Friday, November 16, 2007

Archaeobooks Review: The Fall of Troy
Peter Ackroyd belongs to an-other age. The author of more than a dozen novels, as well as volumes of poetry, plays and miscellaneous works of nonfiction, he recalls a time when it was commonplace for writers not merely to be prolific but to exhibit a sometimes bewildering catholicity of interest. . . .Now, in "The Fall of Troy," he turns his attention to the 19th-century German archaeologist Heinrich Schliemann, whose quest to discover the ancient city of Troy becomes the occasion for a novel that is engaging, disturbing, intellectually complex and just a little kitschy.

. . .

"The Fall of Troy" carries this idea one step further.

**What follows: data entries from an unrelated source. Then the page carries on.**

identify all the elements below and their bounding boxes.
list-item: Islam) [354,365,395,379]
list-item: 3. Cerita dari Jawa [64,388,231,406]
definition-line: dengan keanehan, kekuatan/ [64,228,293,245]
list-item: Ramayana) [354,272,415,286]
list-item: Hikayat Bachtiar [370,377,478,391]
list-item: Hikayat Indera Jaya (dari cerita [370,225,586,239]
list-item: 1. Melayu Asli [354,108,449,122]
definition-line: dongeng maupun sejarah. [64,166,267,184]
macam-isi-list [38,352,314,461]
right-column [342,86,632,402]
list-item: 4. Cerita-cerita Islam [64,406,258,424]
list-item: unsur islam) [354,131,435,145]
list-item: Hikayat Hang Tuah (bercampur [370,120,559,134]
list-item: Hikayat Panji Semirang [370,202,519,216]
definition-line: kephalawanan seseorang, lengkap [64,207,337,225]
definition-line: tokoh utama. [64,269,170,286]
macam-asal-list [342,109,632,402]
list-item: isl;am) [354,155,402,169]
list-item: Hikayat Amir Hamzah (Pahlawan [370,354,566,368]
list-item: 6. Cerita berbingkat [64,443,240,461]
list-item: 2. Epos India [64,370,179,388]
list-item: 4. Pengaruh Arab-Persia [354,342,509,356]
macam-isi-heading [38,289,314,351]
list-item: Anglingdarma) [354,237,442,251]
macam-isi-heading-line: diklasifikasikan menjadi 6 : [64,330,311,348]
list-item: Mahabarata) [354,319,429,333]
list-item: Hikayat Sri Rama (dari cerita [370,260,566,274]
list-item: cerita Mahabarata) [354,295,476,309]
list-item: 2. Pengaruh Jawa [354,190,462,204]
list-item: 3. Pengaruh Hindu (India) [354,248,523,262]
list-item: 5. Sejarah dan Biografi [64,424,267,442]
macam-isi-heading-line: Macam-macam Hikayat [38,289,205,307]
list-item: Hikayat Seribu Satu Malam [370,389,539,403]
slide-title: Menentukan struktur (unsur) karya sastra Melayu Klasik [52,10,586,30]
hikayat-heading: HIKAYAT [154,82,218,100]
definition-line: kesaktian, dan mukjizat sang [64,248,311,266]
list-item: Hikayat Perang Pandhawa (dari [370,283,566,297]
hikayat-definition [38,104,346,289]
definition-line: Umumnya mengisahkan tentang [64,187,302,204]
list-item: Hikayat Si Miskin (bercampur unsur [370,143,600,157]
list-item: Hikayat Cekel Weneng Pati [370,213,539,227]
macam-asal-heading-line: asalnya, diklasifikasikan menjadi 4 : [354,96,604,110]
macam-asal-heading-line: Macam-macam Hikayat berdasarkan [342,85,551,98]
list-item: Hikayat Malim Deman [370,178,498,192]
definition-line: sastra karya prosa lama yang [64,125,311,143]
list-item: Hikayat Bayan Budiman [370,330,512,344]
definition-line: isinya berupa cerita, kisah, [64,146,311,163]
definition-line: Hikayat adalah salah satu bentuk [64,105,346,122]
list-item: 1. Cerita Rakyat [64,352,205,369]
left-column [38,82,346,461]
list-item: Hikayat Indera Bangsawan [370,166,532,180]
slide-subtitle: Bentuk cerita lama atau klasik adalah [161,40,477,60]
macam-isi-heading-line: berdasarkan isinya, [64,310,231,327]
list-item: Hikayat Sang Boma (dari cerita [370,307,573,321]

To put the matter in archaeological terms, it exposes three strata. An avid admirer of Homer, Heinrich Obermann (Ackroyd's stand-in for Schliemann) seeks to unearth, literally, the world about which Homer wrote, which was for Homer himself already ancient. "We are not in the 19th century here," he tells a colleague. "We are much further back." Ackroyd's portrayal of Obermann is the triumph of "The Fall of Troy." A wealthy German businessman whose mercantile adventurings have taken him to Russia and America, he has revered the Greek world since his childhood. Archaeology interests him only to the degree that it is a means of finding evidence for the truth of Homer's epics.


Seems like an interesting book. One quote from it struck me: His passion for the ancient world brings it alive for him, and for Sophia, who wonders, upon examining a recently discovered bowl: "What Trojan woman last saw it - last used it, for milk or honey? She would have placed her hands just so, as Sophia placed hers around it. There was a union between them, one living and one dead."

Charming. Often we're too busy doing our regular excavation work and worrying about whatever scientific aspect of research we're doing to engage in bits of fancy like that, but it is one of the niceties of this profession.